A matching policy is hindsight optimal if the policy can (nearly) maximize the total value simultaneously at all times. We first establish that in multi-way networks, where a match can include more than two agent types, acting greedily is suboptimal, and a periodic clearing policy with a carefully chosen period length is hindsight optimal. Interestingly, in two-way networks, where any match includes two agent types, suitably designed greedy policies also achieve hindsight optimality. This implies that there is essentially no positive externality from having agents waiting to form future matches.
Central to our results is the general position gap, ε, which quantifies the stability or the imbalance in the network. No policy can achieve a regret that is lower than the order of 1/ε at all times. This lower bound is achieved by the proposed policies.

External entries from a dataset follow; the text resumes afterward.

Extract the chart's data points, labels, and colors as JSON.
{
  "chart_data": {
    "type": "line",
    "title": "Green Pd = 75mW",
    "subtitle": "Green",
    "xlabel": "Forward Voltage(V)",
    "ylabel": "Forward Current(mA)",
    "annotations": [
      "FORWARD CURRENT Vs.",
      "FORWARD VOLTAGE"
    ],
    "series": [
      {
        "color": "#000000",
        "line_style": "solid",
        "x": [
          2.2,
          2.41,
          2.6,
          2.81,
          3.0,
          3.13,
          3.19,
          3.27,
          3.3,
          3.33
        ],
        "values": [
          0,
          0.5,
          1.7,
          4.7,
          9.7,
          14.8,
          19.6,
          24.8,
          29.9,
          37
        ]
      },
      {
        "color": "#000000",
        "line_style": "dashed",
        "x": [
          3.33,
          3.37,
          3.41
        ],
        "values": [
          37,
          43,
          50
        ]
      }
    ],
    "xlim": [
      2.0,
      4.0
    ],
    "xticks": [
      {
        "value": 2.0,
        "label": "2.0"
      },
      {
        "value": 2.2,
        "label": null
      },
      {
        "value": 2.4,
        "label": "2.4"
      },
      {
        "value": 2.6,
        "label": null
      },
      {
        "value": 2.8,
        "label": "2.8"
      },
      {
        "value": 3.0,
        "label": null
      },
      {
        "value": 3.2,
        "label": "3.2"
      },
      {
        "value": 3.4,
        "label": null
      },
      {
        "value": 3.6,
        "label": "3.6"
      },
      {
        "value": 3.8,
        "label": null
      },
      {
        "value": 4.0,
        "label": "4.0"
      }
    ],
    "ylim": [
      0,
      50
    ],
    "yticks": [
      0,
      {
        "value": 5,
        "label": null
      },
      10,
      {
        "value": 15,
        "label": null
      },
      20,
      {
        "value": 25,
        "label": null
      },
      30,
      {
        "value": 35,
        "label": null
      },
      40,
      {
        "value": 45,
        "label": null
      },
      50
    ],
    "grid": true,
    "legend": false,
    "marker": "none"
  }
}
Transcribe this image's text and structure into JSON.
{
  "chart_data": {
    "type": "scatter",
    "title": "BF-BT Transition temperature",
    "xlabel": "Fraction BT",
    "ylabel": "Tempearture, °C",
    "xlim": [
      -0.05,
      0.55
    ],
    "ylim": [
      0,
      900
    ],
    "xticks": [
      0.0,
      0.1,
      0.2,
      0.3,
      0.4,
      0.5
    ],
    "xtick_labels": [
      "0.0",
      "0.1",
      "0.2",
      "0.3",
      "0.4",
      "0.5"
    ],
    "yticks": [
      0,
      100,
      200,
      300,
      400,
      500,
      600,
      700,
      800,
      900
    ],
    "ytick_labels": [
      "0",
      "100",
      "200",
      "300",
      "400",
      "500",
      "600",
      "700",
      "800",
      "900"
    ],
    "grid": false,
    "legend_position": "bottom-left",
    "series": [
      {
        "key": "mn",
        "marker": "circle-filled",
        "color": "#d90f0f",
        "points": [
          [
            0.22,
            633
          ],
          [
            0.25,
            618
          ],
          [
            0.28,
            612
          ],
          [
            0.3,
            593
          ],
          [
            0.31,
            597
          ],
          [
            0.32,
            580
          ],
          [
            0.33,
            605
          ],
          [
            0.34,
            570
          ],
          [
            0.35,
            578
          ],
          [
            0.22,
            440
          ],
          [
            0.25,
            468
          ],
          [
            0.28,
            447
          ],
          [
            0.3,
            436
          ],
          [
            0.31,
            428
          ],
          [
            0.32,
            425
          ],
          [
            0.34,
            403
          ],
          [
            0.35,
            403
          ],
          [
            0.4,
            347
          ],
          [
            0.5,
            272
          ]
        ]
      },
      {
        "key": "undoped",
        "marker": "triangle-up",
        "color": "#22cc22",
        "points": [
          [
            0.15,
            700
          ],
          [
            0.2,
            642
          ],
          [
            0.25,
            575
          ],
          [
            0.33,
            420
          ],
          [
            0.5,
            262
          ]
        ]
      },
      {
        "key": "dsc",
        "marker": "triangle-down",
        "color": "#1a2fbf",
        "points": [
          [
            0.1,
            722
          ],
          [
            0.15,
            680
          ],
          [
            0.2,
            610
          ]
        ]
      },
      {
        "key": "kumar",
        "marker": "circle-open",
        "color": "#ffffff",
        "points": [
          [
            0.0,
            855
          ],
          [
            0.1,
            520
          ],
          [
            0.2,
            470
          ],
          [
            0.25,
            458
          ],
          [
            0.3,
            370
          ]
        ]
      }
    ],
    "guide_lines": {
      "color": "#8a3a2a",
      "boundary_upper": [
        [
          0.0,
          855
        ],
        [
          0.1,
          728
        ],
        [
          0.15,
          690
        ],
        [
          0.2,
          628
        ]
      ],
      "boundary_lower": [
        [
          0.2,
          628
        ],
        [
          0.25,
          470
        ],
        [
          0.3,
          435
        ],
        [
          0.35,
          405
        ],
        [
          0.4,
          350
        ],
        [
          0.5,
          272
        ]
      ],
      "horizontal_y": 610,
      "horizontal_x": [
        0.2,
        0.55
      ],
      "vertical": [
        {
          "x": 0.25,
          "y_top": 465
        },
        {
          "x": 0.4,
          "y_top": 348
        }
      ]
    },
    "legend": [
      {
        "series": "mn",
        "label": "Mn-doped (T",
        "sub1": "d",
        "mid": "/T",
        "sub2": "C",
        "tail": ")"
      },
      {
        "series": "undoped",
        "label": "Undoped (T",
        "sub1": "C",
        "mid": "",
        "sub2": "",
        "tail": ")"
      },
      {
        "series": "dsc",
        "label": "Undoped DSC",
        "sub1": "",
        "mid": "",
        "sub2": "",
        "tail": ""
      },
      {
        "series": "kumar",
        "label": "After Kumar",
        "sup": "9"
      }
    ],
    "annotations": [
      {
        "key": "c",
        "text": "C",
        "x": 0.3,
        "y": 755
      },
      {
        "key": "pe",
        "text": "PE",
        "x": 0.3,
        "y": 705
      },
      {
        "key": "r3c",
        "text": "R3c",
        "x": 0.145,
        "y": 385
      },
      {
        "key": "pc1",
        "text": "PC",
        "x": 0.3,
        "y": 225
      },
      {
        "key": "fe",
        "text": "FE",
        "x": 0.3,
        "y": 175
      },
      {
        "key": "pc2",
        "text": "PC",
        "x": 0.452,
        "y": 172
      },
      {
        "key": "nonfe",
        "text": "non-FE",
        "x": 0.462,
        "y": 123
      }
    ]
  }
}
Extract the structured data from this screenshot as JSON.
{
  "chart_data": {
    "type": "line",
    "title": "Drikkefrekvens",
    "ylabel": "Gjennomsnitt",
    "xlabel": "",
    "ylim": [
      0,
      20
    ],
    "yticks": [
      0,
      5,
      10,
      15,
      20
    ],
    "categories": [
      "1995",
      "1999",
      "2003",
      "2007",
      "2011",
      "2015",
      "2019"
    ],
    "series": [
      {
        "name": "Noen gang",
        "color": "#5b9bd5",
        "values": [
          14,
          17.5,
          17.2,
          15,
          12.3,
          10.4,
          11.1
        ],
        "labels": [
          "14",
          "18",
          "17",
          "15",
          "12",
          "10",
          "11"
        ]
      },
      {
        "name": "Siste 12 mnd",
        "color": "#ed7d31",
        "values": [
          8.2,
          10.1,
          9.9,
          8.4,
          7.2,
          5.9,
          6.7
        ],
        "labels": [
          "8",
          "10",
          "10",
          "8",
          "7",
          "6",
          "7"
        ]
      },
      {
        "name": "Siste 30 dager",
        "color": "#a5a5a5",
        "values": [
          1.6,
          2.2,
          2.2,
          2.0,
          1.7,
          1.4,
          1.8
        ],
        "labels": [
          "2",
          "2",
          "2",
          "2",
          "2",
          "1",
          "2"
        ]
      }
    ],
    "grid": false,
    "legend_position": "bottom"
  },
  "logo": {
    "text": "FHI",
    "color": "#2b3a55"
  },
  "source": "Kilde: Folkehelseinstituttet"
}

The talk is based on joint work with Suleyman Kerimov and Itai Ashlagi.
Columbia University
Date: May 23, 2022
The square-root voting rule was first proposed by Lionel Penrose (Roger's father), that each member country of a world assembly (such as UN) be given a number of votes equal to the square root of its population. The idea has become newly relevant in the POS (proof of stake) scheme of cryptocurrency (e.g., Ethereum) and other decentralized voting mechanisms. Focusing on the processes representing the total wealth over time and each participating entity’s share, we study their limiting distributions and related concentration inequalities. (Joint work with Wenpin Tang, Columbia/IEOR.)
Columbia University
Date: June 13, 2022
In this talk I will describe two vignettes of sequential decision making problems arising in the OR literature. The first is the classical “house selling” problem (or optimal stopping): given a random sequence of independent observations revealed one at a time over some finite horizon of play, the objective is to design an algorithm that “stops’’ this sequence to maximize the expected value of the ``stopped” observation. The second vignette is the worker assignment problem (or sequential stochastic assignment): arriving items (“jobs”) with independent stochastic attributes need to be sequentially matched to a pool of awaiting recipients (“workers”). Once each job/worker are matched they are no longer admissible for further assignment, and the objective is to maximize the expected cumulative value of the resulting matchings. Both problems date back more than 50 years and can be solved in a relatively straightforward manner using dynamic programming; both have been used as modeling constructs in numerous applications including recent online marketplaces. Somewhat surprisingly, neither has been studied extensively when the underlying information on the stochastic primitives is unknown a priori. While it is possible to analyze this incomplete information setting with generic multi-purpose learning theoretic methods, these tend to be quite inefficient when further “structure” is present in the problem and can be exploited to construct more customized algorithms. The main focus of this talk is to broadly describe possible learning theoretic formulations of the two vignettes, and illustrate some “design principles” for constructing near-optimal policies.